Background: Ischemia-reperfusion injury and inflammation in cardiac surgical patients involves complex humoral and cellular interactions. We investigated the effect of genetic polymorphism of manganase superoxide dismutase (MnSOD) a natural antioxidant, on cytokine release and manganesuperoxide dismutase in patients undergoing coronary artery bypass grafting (CABG) with cardiopulmonary bypass (CPB). Patients and Methods: Forty-two patients undergoing elective CABG with CPB were included in the study. MnSOD polymorphism was performed by polymerase chain reaction (PCR). Levels of interleukin-6 and mangane superoxide dismutase (MnSOD) were measured by enzyme linked immunoabsorbent assay (ELISA). Results: Baseline IL-6 did not differ between patients with different MnSOD genotypes.

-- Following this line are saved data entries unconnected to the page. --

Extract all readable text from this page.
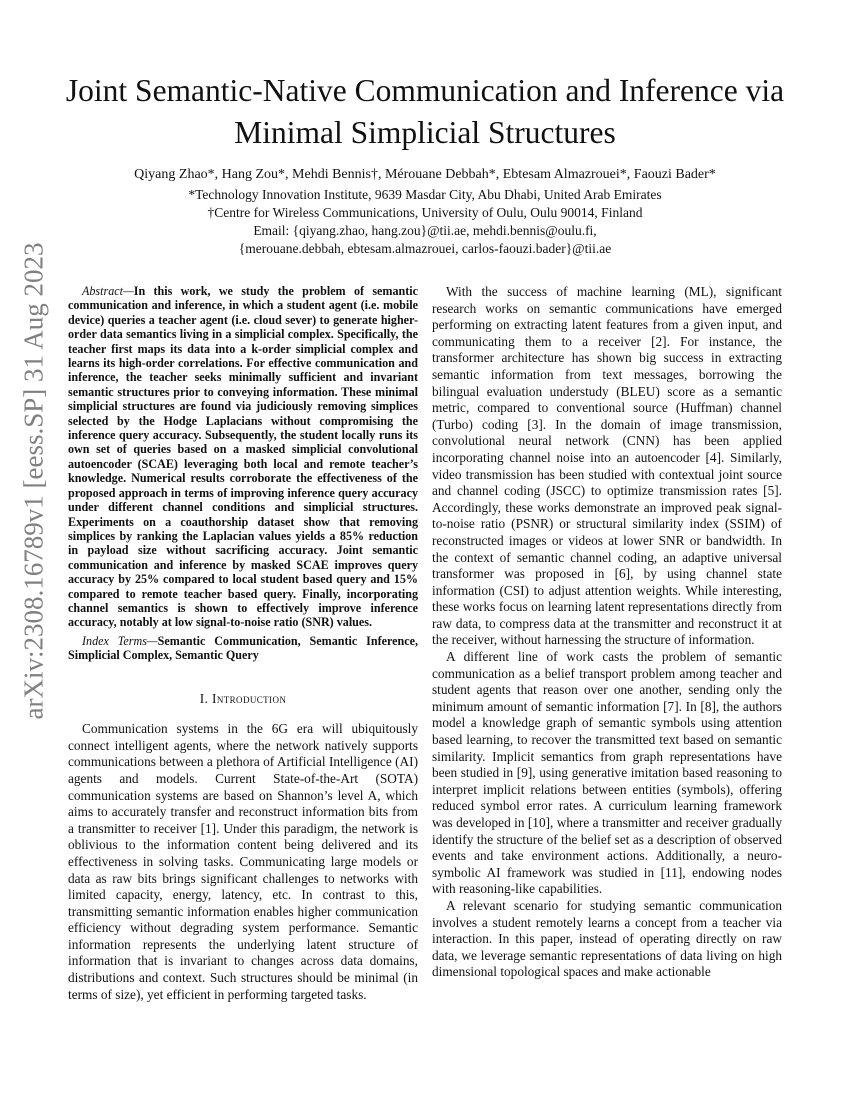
arXiv:2308.16789v1 [eess.SP] 31 Aug 2023
Joint Semantic-Native Communication and Inference via Minimal Simplicial Structures
Qiyang Zhao*, Hang Zou*, Mehdi Bennis†, Mérouane Debbah*, Ebtesam Almazrouei*, Faouzi Bader*
*Technology Innovation Institute, 9639 Masdar City, Abu Dhabi, United Arab Emirates
†Centre for Wireless Communications, University of Oulu, Oulu 90014, Finland
Email: {qiyang.zhao, hang.zou}@tii.ae, mehdi.bennis@oulu.fi,
{merouane.debbah, ebtesam.almazrouei, carlos-faouzi.bader}@tii.ae

Abstract—In this work, we study the problem of semantic communication and inference, in which a student agent (i.e. mobile device) queries a teacher agent (i.e. cloud sever) to generate higher-order data semantics living in a simplicial complex. Specifically, the teacher first maps its data into a k-order simplicial complex and learns its high-order correlations. For effective communication and inference, the teacher seeks minimally sufficient and invariant semantic structures prior to conveying information. These minimal simplicial structures are found via judiciously removing simplices selected by the Hodge Laplacians without compromising the inference query accuracy. Subsequently, the student locally runs its own set of queries based on a masked simplicial convolutional autoencoder (SCAE) leveraging both local and remote teacher’s knowledge. Numerical results corroborate the effectiveness of the proposed approach in terms of improving inference query accuracy under different channel conditions and simplicial structures. Experiments on a coauthorship dataset show that removing simplices by ranking the Laplacian values yields a 85% reduction in payload size without sacrificing accuracy. Joint semantic communication and inference by masked SCAE improves query accuracy by 25% compared to local student based query and 15% compared to remote teacher based query. Finally, incorporating channel semantics is shown to effectively improve inference accuracy, notably at low signal-to-noise ratio (SNR) values.

Index Terms—Semantic Communication, Semantic Inference, Simplicial Complex, Semantic Query

I. Introduction

Communication systems in the 6G era will ubiquitously connect intelligent agents, where the network natively supports communications between a plethora of Artificial Intelligence (AI) agents and models. Current State-of-the-Art (SOTA) communication systems are based on Shannon’s level A, which aims to accurately transfer and reconstruct information bits from a transmitter to receiver [1]. Under this paradigm, the network is oblivious to the information content being delivered and its effectiveness in solving tasks. Communicating large models or data as raw bits brings significant challenges to networks with limited capacity, energy, latency, etc. In contrast to this, transmitting semantic information enables higher communication efficiency without degrading system performance. Semantic information represents the underlying latent structure of information that is invariant to changes across data domains, distributions and context. Such structures should be minimal (in terms of size), yet efficient in performing targeted tasks.

With the success of machine learning (ML), significant research works on semantic communications have emerged performing on extracting latent features from a given input, and communicating them to a receiver [2]. For instance, the transformer architecture has shown big success in extracting semantic information from text messages, borrowing the bilingual evaluation understudy (BLEU) score as a semantic metric, compared to conventional source (Huffman) channel (Turbo) coding [3]. In the domain of image transmission, convolutional neural network (CNN) has been applied incorporating channel noise into an autoencoder [4]. Similarly, video transmission has been studied with contextual joint source and channel coding (JSCC) to optimize transmission rates [5]. Accordingly, these works demonstrate an improved peak signal-to-noise ratio (PSNR) or structural similarity index (SSIM) of reconstructed images or videos at lower SNR or bandwidth. In the context of semantic channel coding, an adaptive universal transformer was proposed in [6], by using channel state information (CSI) to adjust attention weights. While interesting, these works focus on learning latent representations directly from raw data, to compress data at the transmitter and reconstruct it at the receiver, without harnessing the structure of information.

A different line of work casts the problem of semantic communication as a belief transport problem among teacher and student agents that reason over one another, sending only the minimum amount of semantic information [7]. In [8], the authors model a knowledge graph of semantic symbols using attention based learning, to recover the transmitted text based on semantic similarity. Implicit semantics from graph representations have been studied in [9], using generative imitation based reasoning to interpret implicit relations between entities (symbols), offering reduced symbol error rates. A curriculum learning framework was developed in [10], where a transmitter and receiver gradually identify the structure of the belief set as a description of observed events and take environment actions. Additionally, a neuro-symbolic AI framework was studied in [11], endowing nodes with reasoning-like capabilities.

A relevant scenario for studying semantic communication involves a student remotely learns a concept from a teacher via interaction. In this paper, instead of operating directly on raw data, we leverage semantic representations of data living on high dimensional topological spaces and make actionable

Postoperatively IL-6 levels were significantly higher in all patients but more significantly in V(VV+AV) carriers (p = 0.003). The wild-type AA genotype had the highest preoperative (p<0.05) and postoperative IL-6 level. The MnSOD W genotype was associated with significantly lower preoperative MnSOD levels compared to the AA carriers (p<0.05). Conclusion: These data demonstrate that MnSOD Ala16Val polymorphism influences IL-6 production and baseline MnSOD activity, suggesting that preoperative MnSOD concentration plays a role in cytokine release.